I lifted my hands. “Cordite, I’ve just fired a shotgun.”
“Did you kill him, the man with the bandaged face?”
“Yeah.”
“He looked blind.”
“He was meant to, he wasn’t though.”
She nodded, then glanced across at the dressing table, on it was a white plastic case, about four inches tall, with a screw top, and a roll of cotton wool. She gave the kit a look I’d seen before — it was her lifeline and her cross.
“Do you inject yourself?” I asked.
“Mostly, not in here though. Do you know anything about diabetes?”
“Not much. My mother was one, but she was a drinker. When she was on a binge it used to go all wrong and she’d get in a bad way.”
“I’m not a drinker,” she snapped.
“No, but you’ve got a problem with your condition just the same. Will you see another doctor?”
She lifted the sides of her hair up and let her fingers slip through the soft waves. She still looked tired, older than she should, but there was some shine in her eyes that could just possibly be hope.
“I don’t know why I should let you tell me what to do,” she said. “But yes, I will. I’m still interested in your investigations. Will you let me know how they proceed?” I said I would. “And I’d like to see Ailsa in hospital,” she went on, “if I can be of any help I will.”

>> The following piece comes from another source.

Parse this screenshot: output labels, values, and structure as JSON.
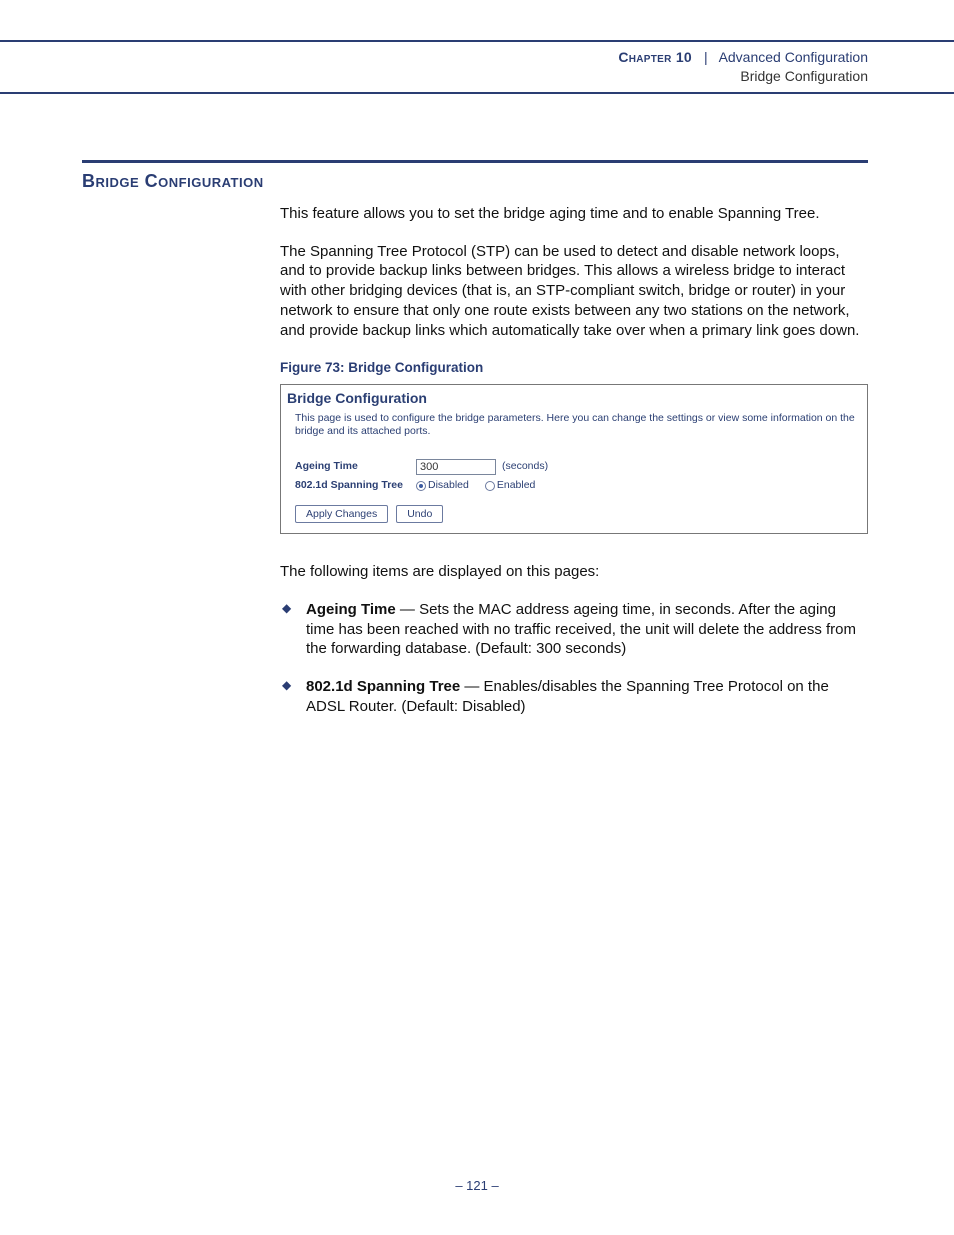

I had some red Codrals from the night before in my pocket and I offered them to her as a sedative. I thought she might need them to get to sleep in a building where a man had died the hard way. She took them.
“Thank you, Mr Hardy. Dr Brave would never allow any kind of sedative. I’d lie here for hours some nights. Thank you.”
“Good night Miss Gutteridge.” She swallowed the tablets with some water and let herself slide down the bank of pillows. “Susan,” she said. “Goodnight, Mr Hardy.”